In this first shot looking southwesterly from a relatively obscure point on Bobs Flat, down Bob Creek toward the Horseshoe Ranch near Beowawe, NV, our view has been dusted, making the visible hills and mountains appear vague, as if lost in a morning mist. The prominent hill in the central part of the photo is a subrange of the northern Shoshone Range, and the cliffy north-facing side of the subrange is officially known as Malpais, but is usually called the Malpais Rim.
The Malpais Rim, site of The Geysers near Beowawe, NV, — the geysers are, sadly, no longer geysing — is "one of several east-northeast-striking, fault-bounded cuestas in north central Nevada" (Eric Struhsacker, 1980). In the photo, the north-northwest facing scarp of the Malpais Rim is facing just a little away from us toward Whirlwind Valley, the flat area on the right side of the photo. Beyond Whirlwind Valley, a farther part of the northern Shoshone Range has an unusually vague outline. We can't see the Cortez Mountains in this dusty view; they are usually visible beyond the Malpais Rim.
Here's our general location (map and link from The National Map, courtesy U.S. Geological Survey). [Btw, all the maps shown here will look better when enlarged by clicking; maps from The National Map can be explored more fully by following the link provided.] Carlin is near the east edge of the map, just west of the U.S. 40 loop through Carlin Canyon (this fairly ancient AMS sheet for the area shows I-80 as partially built, and Highway 40 still in existence before the completion of the Carlin tunnels). Battle Mountain is not far off the west edge of the map.
Zooming in somewhat (map courtesy U.S.G.S. but downloaded from a different part of their website, we can see Bobs Flat, the flat area in the upper center of the map (Highway 40, rather than I-80, is shown on this old 15-minute map), and Beowawe, the tiny town, ghost town, and ranch area on S.R. 306 in the lower left of the map.
Zooming in even farther, we can now finally see the area of The Geysers and the Malpais Rim (The National Map link). I've outlined Beowawe and The Geysers in dark cyan.
A little farther down the west side of Emigrant Pass on the descent toward the Beowawe Rest Stop — which used to be a great place to see The Geysers before their feeder geothermal exploration wellheads were plugged for geothermal production — we see two subparallel slopes comining southeastward off the Argenta Rim in the northern Shoshone Range, in front of the closer and clearer hills east of Whirlwind Valley. These closer, unnamed hills — irregularly north trending — sit between Bobs Flat and the northeast end of Whirlwind Valley.

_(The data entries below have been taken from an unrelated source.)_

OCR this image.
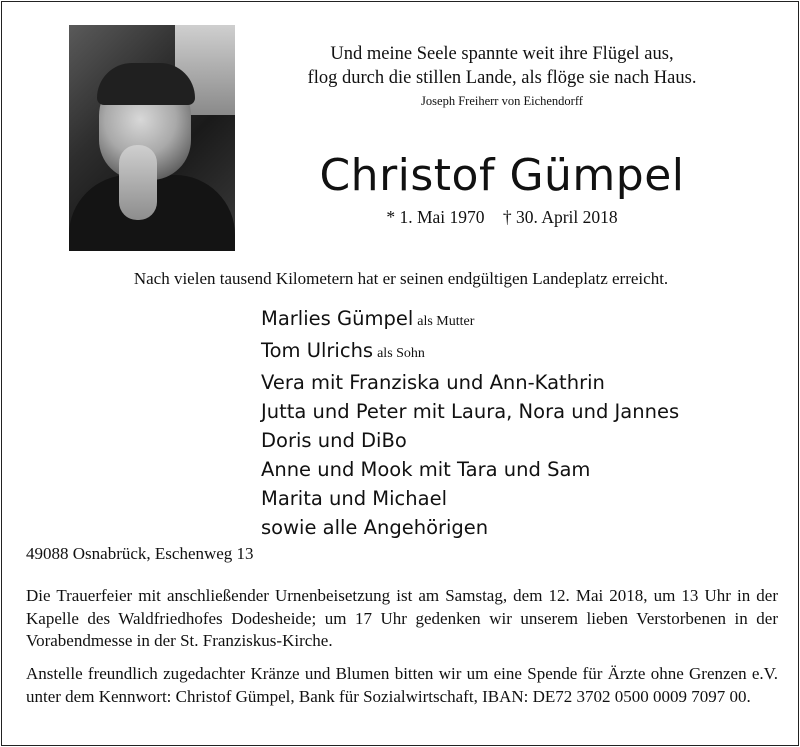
Und meine Seele spannte weit ihre Flügel aus,
flog durch die stillen Lande, als flöge sie nach Haus.
Joseph Freiherr von Eichendorff
Christof Gümpel
* 1. Mai 1970 † 30. April 2018
Nach vielen tausend Kilometern hat er seinen endgültigen Landeplatz erreicht.
Marlies Gümpel als Mutter
Tom Ulrichs als Sohn
Vera mit Franziska und Ann-Kathrin
Jutta und Peter mit Laura, Nora und Jannes
Doris und DiBo
Anne und Mook mit Tara und Sam
Marita und Michael
sowie alle Angehörigen
49088 Osnabrück, Eschenweg 13
Die Trauerfeier mit anschließender Urnenbeisetzung ist am Samstag, dem 12. Mai 2018, um 13 Uhr in der Kapelle des Waldfriedhofes Dodesheide; um 17 Uhr gedenken wir unserem lieben Verstorbenen in der Vorabendmesse in der St. Franziskus-Kirche.
Anstelle freundlich zugedachter Kränze und Blumen bitten wir um eine Spende für Ärzte ohne Grenzen e.V. unter dem Kennwort: Christof Gümpel, Bank für Sozialwirtschaft, IBAN: DE72 3702 0500 0009 7097 00.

The Argenta Rim (skewed rectangle) is another east-northeast-trending subrange of the northern Shoshone Range, similar to the Malpais Rim (The National Map link).
Coming into Battle Mountain, I grabbed this shot of the north end of the Shoshone Range near the Betty O'Neal mine in the Lewis silver mining district, in hopes of showing an alluvial fan slope coming off the mountains toward the Reese River Valley, but that slope is barely visible in this grainy, overprocessed photo. Nevertheless, you see the dusty conditions. This dust, and the dust we first saw coming over Emigrant Pass, is coming all the way from the Carson and Humboldt Sinks, located about 100 miles southwest of Battle Mountain and about 120 miles southwest of Emigrant Pass.
Coming around the usually blustery turn at Button Point, I had this view of the southern part of the Santa Rosa Range, with Bloody Run Peak being the high point on the left (south). The high part of the Santa Rosa Range — to the north, and off the photo stage right — was being thoroughly dusted by winds coming off the Black Rock Desert, and was not visible from I-80.
Our next view to the west, of Winnemucca Mountain, meant our second and last U-Haul trip was nearing an end, except for the unloading that took one more day — and except for the unpacking that is still in progress. A few views from Winnemucca Mountain, including one of Bloody Run Peak, can be seen here.
Selected Reference:
Struhsacker, E.M., 1980, The geology of the Beowawe geothermal system, Eureka and Lander Counties, Nevada: University of Utah Research Institute, Rept. ESL-37, 78 p.